Standard cosmology treats this as a measurement problem awaiting a systematic error to be found, or as new physics to be added to ΛCDM. The pluriverse offers a third framing: the two measurements are not converging on a single objective fact because the Hubble constant is a frame-relative quantity — a parameter that describes the expansion of the universe *as seen from a particular observational vantage*, and those vantages, early and late, may be genuinely distinct observer-relative sectors. This does not resolve the tension by explaining it away; it reframes what a resolution should look like.

**Inflationary Cosmology and the CMB.** Eternal inflation — the dominant theoretical framework for the period of exponential expansion in the universe's first fraction of a second — generically predicts a bubble multiverse: regions of space that stopped inflating at different times, each with potentially different effective physical laws. The landscape problem of string theory, with its 10^500 possible vacuum states, maps onto this picture in ways that make falsifiability nearly impossible.

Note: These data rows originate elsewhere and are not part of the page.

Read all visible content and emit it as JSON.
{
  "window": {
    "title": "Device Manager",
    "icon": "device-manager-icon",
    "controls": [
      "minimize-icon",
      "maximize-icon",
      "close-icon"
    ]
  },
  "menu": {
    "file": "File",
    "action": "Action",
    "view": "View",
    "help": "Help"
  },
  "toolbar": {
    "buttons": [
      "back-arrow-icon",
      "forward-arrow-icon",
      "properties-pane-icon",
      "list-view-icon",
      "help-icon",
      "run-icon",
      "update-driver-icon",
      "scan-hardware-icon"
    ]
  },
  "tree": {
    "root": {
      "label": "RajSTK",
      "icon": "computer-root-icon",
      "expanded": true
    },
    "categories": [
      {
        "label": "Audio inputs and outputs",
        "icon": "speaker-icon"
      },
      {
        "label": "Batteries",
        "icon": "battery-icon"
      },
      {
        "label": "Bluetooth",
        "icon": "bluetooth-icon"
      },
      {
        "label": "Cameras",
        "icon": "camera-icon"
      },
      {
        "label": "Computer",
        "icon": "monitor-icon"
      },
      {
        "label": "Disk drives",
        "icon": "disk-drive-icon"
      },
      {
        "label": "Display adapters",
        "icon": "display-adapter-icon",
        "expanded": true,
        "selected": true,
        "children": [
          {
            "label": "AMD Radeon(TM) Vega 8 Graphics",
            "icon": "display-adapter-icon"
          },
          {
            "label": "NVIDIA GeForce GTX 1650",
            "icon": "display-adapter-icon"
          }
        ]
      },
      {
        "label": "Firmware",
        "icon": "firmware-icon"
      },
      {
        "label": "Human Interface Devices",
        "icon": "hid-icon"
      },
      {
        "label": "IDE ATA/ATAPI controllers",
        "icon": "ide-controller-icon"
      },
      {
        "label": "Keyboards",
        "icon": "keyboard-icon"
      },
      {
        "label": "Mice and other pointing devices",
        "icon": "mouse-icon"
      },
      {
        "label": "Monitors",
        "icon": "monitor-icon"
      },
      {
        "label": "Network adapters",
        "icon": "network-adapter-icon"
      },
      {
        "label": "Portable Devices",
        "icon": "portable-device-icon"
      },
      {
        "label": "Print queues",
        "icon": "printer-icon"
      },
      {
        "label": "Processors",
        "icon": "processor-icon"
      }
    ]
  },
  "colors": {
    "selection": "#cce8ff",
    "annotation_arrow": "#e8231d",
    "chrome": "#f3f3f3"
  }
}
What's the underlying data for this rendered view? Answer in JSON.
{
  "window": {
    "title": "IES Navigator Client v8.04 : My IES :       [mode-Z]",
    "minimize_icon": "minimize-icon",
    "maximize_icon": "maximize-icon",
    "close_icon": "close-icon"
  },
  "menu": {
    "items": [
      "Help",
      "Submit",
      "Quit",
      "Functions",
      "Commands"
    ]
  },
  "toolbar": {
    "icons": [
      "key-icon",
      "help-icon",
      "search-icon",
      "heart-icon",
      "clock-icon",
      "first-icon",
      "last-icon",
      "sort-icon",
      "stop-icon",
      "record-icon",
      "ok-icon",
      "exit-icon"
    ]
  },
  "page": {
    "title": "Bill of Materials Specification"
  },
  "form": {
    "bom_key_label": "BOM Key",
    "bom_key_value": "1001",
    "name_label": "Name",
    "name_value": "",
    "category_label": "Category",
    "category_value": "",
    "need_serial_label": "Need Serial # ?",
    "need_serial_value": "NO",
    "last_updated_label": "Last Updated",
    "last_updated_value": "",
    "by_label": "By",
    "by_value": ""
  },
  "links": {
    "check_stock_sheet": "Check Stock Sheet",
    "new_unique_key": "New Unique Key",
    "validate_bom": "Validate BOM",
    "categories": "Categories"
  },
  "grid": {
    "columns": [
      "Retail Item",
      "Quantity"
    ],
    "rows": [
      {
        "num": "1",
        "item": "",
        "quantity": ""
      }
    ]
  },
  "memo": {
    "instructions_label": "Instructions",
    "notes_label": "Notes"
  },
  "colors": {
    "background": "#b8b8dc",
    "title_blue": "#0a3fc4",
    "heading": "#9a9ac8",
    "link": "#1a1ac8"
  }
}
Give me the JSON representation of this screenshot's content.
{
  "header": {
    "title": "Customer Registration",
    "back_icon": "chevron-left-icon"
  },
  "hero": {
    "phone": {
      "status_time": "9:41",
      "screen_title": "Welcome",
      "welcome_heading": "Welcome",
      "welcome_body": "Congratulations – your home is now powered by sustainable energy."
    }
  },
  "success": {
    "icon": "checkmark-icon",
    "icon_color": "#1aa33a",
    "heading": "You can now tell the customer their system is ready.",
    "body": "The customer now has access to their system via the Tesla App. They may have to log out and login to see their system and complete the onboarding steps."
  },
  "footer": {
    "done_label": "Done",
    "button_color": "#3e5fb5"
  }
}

The pluriverse transforms this picture. Rather than a proliferation of disconnected bubble universes with no causal contact, it posits a structured web of observer-relative cosmic patches that interlock at their horizons. Our observable universe is not a lucky bubble in an infinite lottery; it is the stable, self-consistent sector arising from a particular relational history.

The cosmic microwave background offers tantalizing hints that this framework may have empirical traction. The CMB contains several large-scale anomalies that ΛCDM does not cleanly predict: a suppression of power at large angular scales, a so-called "cold spot" in the southern hemisphere, and unexpected alignments of low-multipole modes — the quadrupole and octopole — with the geometry of the solar system. Standard cosmology tends to dismiss these as statistical flukes. In the pluriverse, they become candidate *seam signatures*: the imprints of boundaries between observer-relative cosmic sectors, visible in the sky as subtle but coherent deviations from isotropy.

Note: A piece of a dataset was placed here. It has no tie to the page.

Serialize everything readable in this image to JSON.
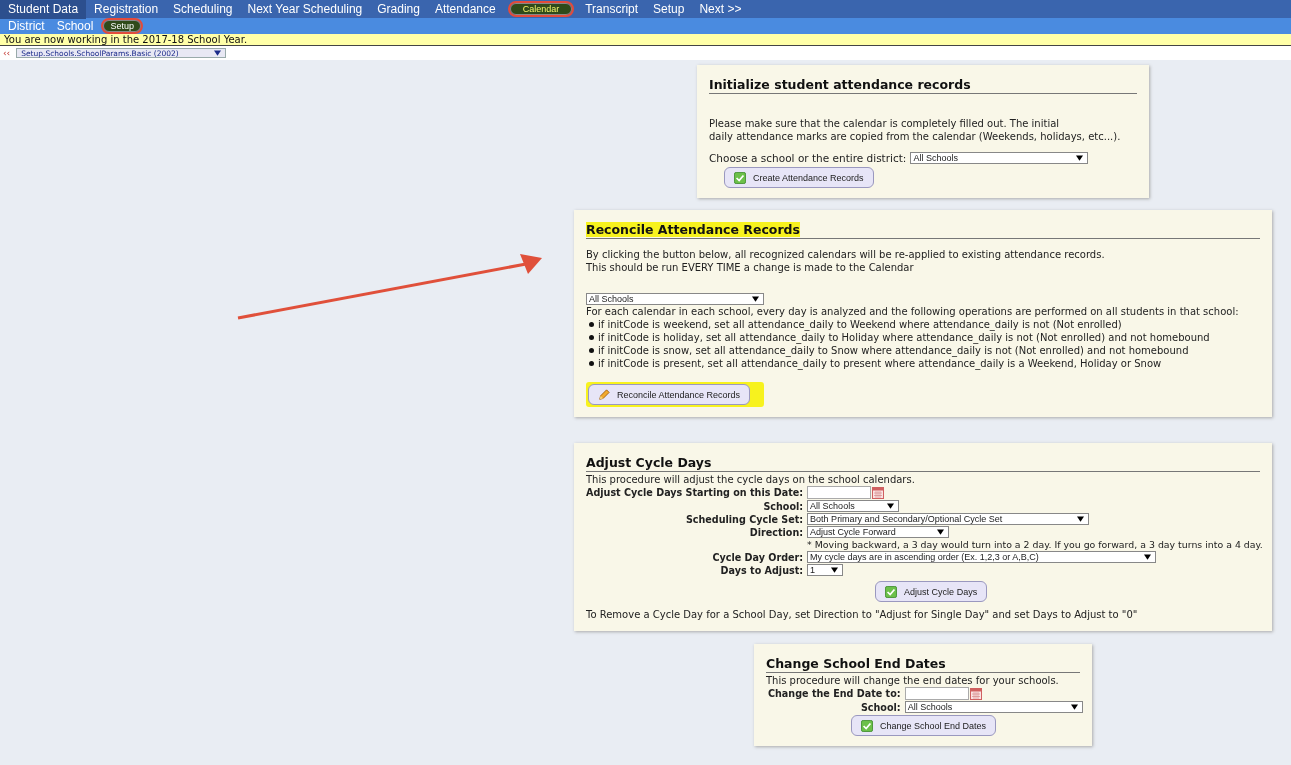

**Quantum Cosmology and the Wavefunction of the Universe.** The deepest version of the pluriverse challenge appears in quantum cosmology itself. The Hartle-Hawking no-boundary proposal attempts to describe the universe's initial quantum state — its wavefunction at the moment of the Big Bang — using a path integral that eliminates the need for an initial singularity. But the proposal faces a fundamental interpretive problem: who is the observer that collapses the universe's wavefunction? There is no external vantage point.

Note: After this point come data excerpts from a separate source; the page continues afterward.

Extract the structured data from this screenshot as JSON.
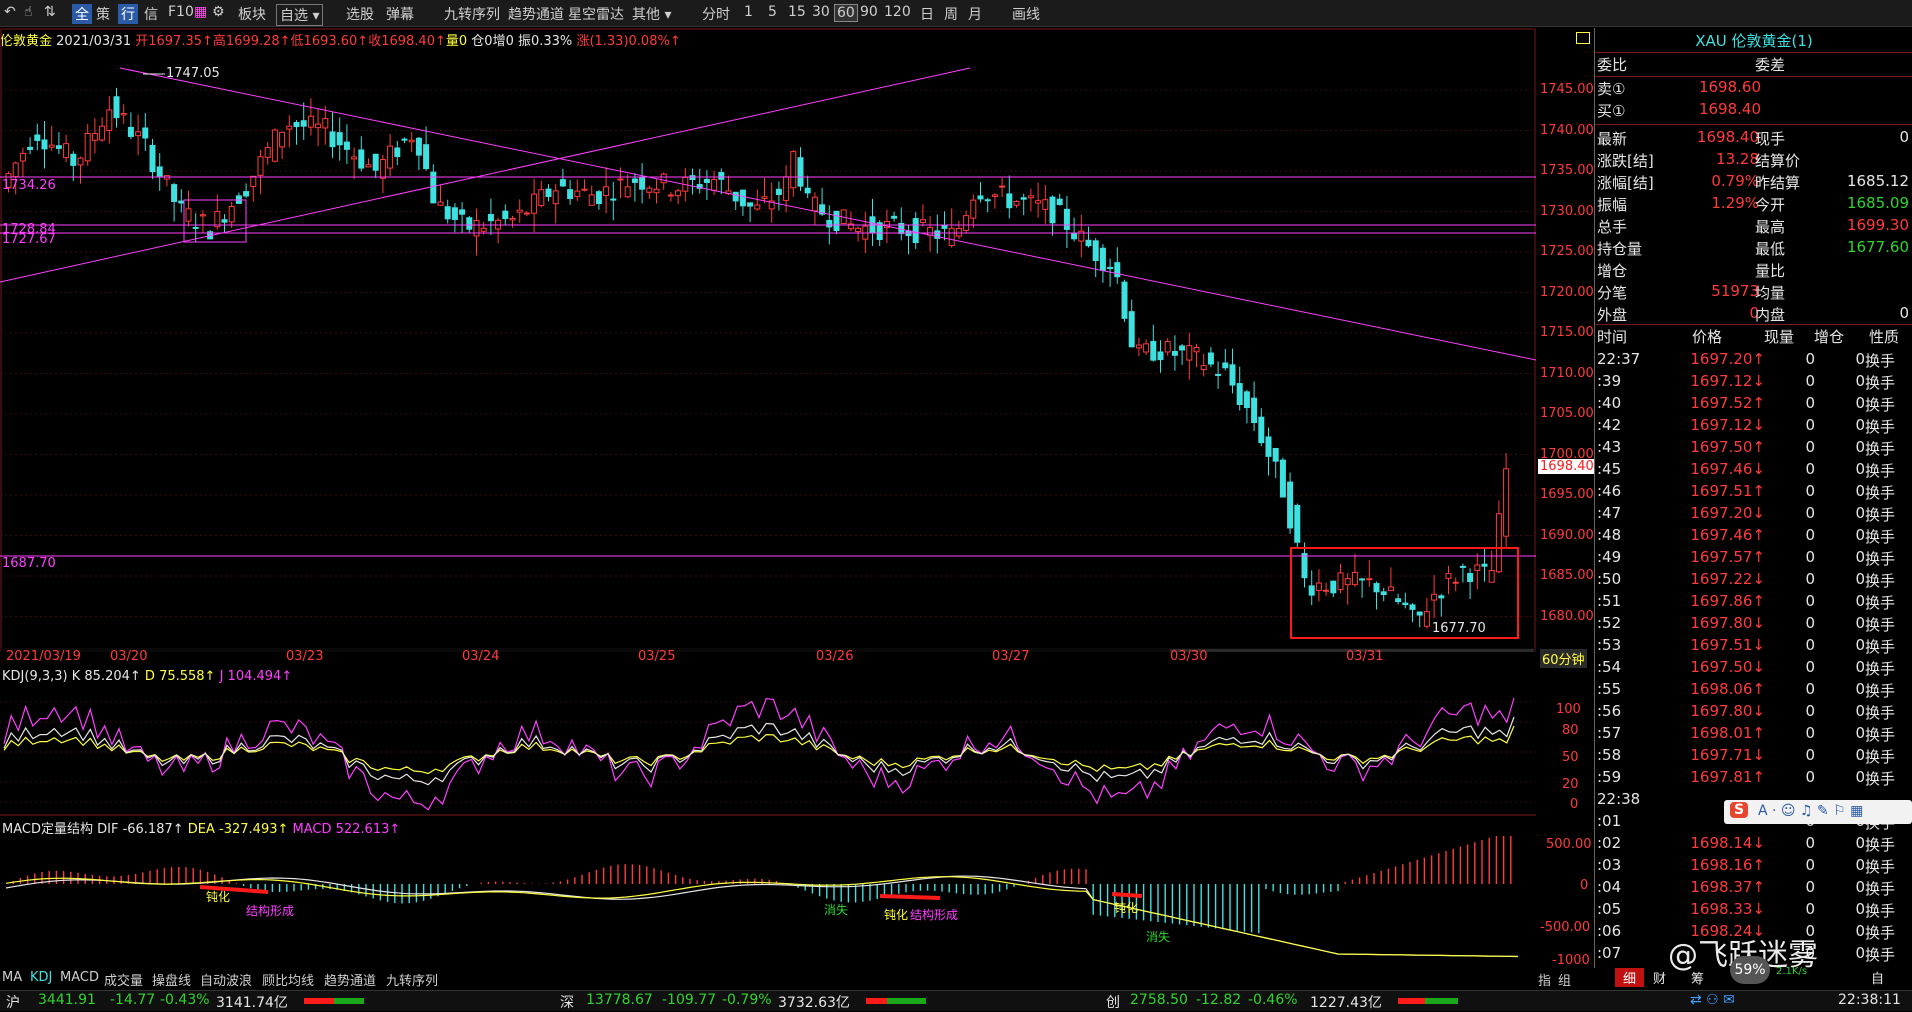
{
  "toolbar": {
    "items": [
      "全",
      "策",
      "行",
      "信",
      "F10",
      "板块",
      "自选",
      "选股",
      "弹幕",
      "九转序列",
      "趋势通道",
      "星空雷达",
      "其他",
      "分时",
      "1",
      "5",
      "15",
      "30",
      "60",
      "90",
      "120",
      "日",
      "周",
      "月",
      "画线"
    ]
  },
  "info_bar": {
    "name": "伦敦黄金",
    "date": "2021/03/31",
    "open": "开1697.35↑",
    "high": "高1699.28↑",
    "low": "低1693.60↑",
    "close": "收1698.40↑",
    "volume": "量0",
    "position": "仓0",
    "increase": "增0",
    "amplitude": "振0.33%",
    "change": "涨(1.33)0.08%↑"
  },
  "price_axis": [
    "1745.00",
    "1740.00",
    "1735.00",
    "1730.00",
    "1725.00",
    "1720.00",
    "1715.00",
    "1710.00",
    "1705.00",
    "1700.00",
    "1695.00",
    "1690.00",
    "1685.00",
    "1680.00"
  ],
  "current_price_tag": "1698.40",
  "annotations": {
    "high_marker": "1747.05",
    "low_marker": "1677.70",
    "line_1734": "1734.26",
    "line_1728a": "1728.84",
    "line_1728b": "1727.67",
    "line_1687": "1687.70"
  },
  "date_axis": [
    "2021/03/19",
    "03/20",
    "03/23",
    "03/24",
    "03/25",
    "03/26",
    "03/27",
    "03/30",
    "03/31"
  ],
  "period_label": "60分钟",
  "kdj": {
    "title": "KDJ(9,3,3)",
    "k": "K 85.204↑",
    "d": "D 75.558↑",
    "j": "J 104.494↑",
    "axis": [
      "100",
      "80",
      "50",
      "20",
      "0"
    ]
  },
  "macd": {
    "title": "MACD定量结构",
    "dif": "DIF -66.187↑",
    "dea": "DEA -327.493↑",
    "macd": "MACD 522.613↑",
    "axis": [
      "500.00",
      "0",
      "-500.00",
      "-1000"
    ],
    "labels": [
      "钝化",
      "结构形成",
      "消失",
      "钝化",
      "结构形成",
      "钝化",
      "消失"
    ]
  },
  "bottom_tabs": [
    "MA",
    "KDJ",
    "MACD",
    "成交量",
    "操盘线",
    "自动波浪",
    "顾比均线",
    "趋势通道",
    "九转序列"
  ],
  "bottom_right_tabs": [
    "指",
    "组"
  ],
  "right_panel": {
    "title": "XAU 伦敦黄金(1)",
    "wb_label": "委比",
    "wc_label": "委差",
    "sell_label": "卖①",
    "sell_price": "1698.60",
    "buy_label": "买①",
    "buy_price": "1698.40",
    "stats": [
      {
        "l1": "最新",
        "v1": "1698.40",
        "l2": "现手",
        "v2": "0"
      },
      {
        "l1": "涨跌[结]",
        "v1": "13.28",
        "l2": "结算价",
        "v2": ""
      },
      {
        "l1": "涨幅[结]",
        "v1": "0.79%",
        "l2": "昨结算",
        "v2": "1685.12"
      },
      {
        "l1": "振幅",
        "v1": "1.29%",
        "l2": "今开",
        "v2": "1685.09"
      },
      {
        "l1": "总手",
        "v1": "",
        "l2": "最高",
        "v2": "1699.30"
      },
      {
        "l1": "持仓量",
        "v1": "",
        "l2": "最低",
        "v2": "1677.60"
      },
      {
        "l1": "增仓",
        "v1": "",
        "l2": "量比",
        "v2": ""
      },
      {
        "l1": "分笔",
        "v1": "51973",
        "l2": "均量",
        "v2": ""
      },
      {
        "l1": "外盘",
        "v1": "0",
        "l2": "内盘",
        "v2": "0"
      }
    ],
    "trade_headers": [
      "时间",
      "价格",
      "现量",
      "增仓",
      "性质"
    ],
    "trades": [
      {
        "t": "22:37",
        "p": "1697.20↑",
        "v": "0",
        "z": "0",
        "n": "换手"
      },
      {
        "t": ":39",
        "p": "1697.12↓",
        "v": "0",
        "z": "0",
        "n": "换手"
      },
      {
        "t": ":40",
        "p": "1697.52↑",
        "v": "0",
        "z": "0",
        "n": "换手"
      },
      {
        "t": ":42",
        "p": "1697.12↓",
        "v": "0",
        "z": "0",
        "n": "换手"
      },
      {
        "t": ":43",
        "p": "1697.50↑",
        "v": "0",
        "z": "0",
        "n": "换手"
      },
      {
        "t": ":45",
        "p": "1697.46↓",
        "v": "0",
        "z": "0",
        "n": "换手"
      },
      {
        "t": ":46",
        "p": "1697.51↑",
        "v": "0",
        "z": "0",
        "n": "换手"
      },
      {
        "t": ":47",
        "p": "1697.20↓",
        "v": "0",
        "z": "0",
        "n": "换手"
      },
      {
        "t": ":48",
        "p": "1697.46↑",
        "v": "0",
        "z": "0",
        "n": "换手"
      },
      {
        "t": ":49",
        "p": "1697.57↑",
        "v": "0",
        "z": "0",
        "n": "换手"
      },
      {
        "t": ":50",
        "p": "1697.22↓",
        "v": "0",
        "z": "0",
        "n": "换手"
      },
      {
        "t": ":51",
        "p": "1697.86↑",
        "v": "0",
        "z": "0",
        "n": "换手"
      },
      {
        "t": ":52",
        "p": "1697.80↓",
        "v": "0",
        "z": "0",
        "n": "换手"
      },
      {
        "t": ":53",
        "p": "1697.51↓",
        "v": "0",
        "z": "0",
        "n": "换手"
      },
      {
        "t": ":54",
        "p": "1697.50↓",
        "v": "0",
        "z": "0",
        "n": "换手"
      },
      {
        "t": ":55",
        "p": "1698.06↑",
        "v": "0",
        "z": "0",
        "n": "换手"
      },
      {
        "t": ":56",
        "p": "1697.80↓",
        "v": "0",
        "z": "0",
        "n": "换手"
      },
      {
        "t": ":57",
        "p": "1698.01↑",
        "v": "0",
        "z": "0",
        "n": "换手"
      },
      {
        "t": ":58",
        "p": "1697.71↓",
        "v": "0",
        "z": "0",
        "n": "换手"
      },
      {
        "t": ":59",
        "p": "1697.81↑",
        "v": "0",
        "z": "0",
        "n": "换手"
      },
      {
        "t": "22:38",
        "p": "",
        "v": "",
        "z": "",
        "n": ""
      },
      {
        "t": ":01",
        "p": "",
        "v": "0",
        "z": "0",
        "n": "换手"
      },
      {
        "t": ":02",
        "p": "1698.14↓",
        "v": "0",
        "z": "0",
        "n": "换手"
      },
      {
        "t": ":03",
        "p": "1698.16↑",
        "v": "0",
        "z": "0",
        "n": "换手"
      },
      {
        "t": ":04",
        "p": "1698.37↑",
        "v": "0",
        "z": "0",
        "n": "换手"
      },
      {
        "t": ":05",
        "p": "1698.33↓",
        "v": "0",
        "z": "0",
        "n": "换手"
      },
      {
        "t": ":06",
        "p": "1698.24↓",
        "v": "0",
        "z": "0",
        "n": "换手"
      },
      {
        "t": ":07",
        "p": "",
        "v": "0",
        "z": "0",
        "n": "换手"
      }
    ],
    "panel_tabs": [
      "细",
      "财",
      "筹",
      "自"
    ]
  },
  "watermark": "@飞跃迷雾",
  "cpu_badge": "59%",
  "net_speed": "2.1K/s",
  "status_bar": {
    "sh_label": "沪",
    "sh_index": "3441.91",
    "sh_change": "-14.77",
    "sh_pct": "-0.43%",
    "sh_amount": "3141.74亿",
    "sz_label": "深",
    "sz_index": "13778.67",
    "sz_change": "-109.77",
    "sz_pct": "-0.79%",
    "sz_amount": "3732.63亿",
    "cy_label": "创",
    "cy_index": "2758.50",
    "cy_change": "-12.82",
    "cy_pct": "-0.46%",
    "cy_amount": "1227.43亿",
    "clock": "22:38:11"
  },
  "colors": {
    "up": "#ff3b3b",
    "down": "#3fe0e0",
    "line": "#ff40ff",
    "bg": "#000000"
  }
}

The pluriverse dissolves this problem by denying its premise. There is no single wavefunction of the universe. There is a *plurality* of wavefunctions, each relative to an internal observer, each describing a consistent slice of cosmic history. Our Big Bang is not the origin of everything; it is the emergent consistency condition of our particular observer-relative sector, arising from relational structure that has no absolute beginning.

This is speculative, but it is precisely targeted speculation — it identifies a genuine gap in quantum cosmology and proposes a framework capable of filling it.

Why This Matters

The multiverse, in its most popular forms, places meaning somewhere else: in another branch, another bubble, another you. The pluriverse locates it here. Every observer is not a passive recorder of pre-existing facts but an active constituent of the relational structure that makes facts possible at all.

For physics, this is a research program, not a conclusion. It demands new formal tools for describing inter-observer consistency, new experimental designs to distinguish relational predictions from Copenhagen and Many-Worlds, and new theoretical work at the intersection of quantum gravity and observer-relative cosmology.

The questions it raises are among the hardest in science. But they are the right questions — and for the first time in decades, the mathematical framework to pursue them seriously is within reach.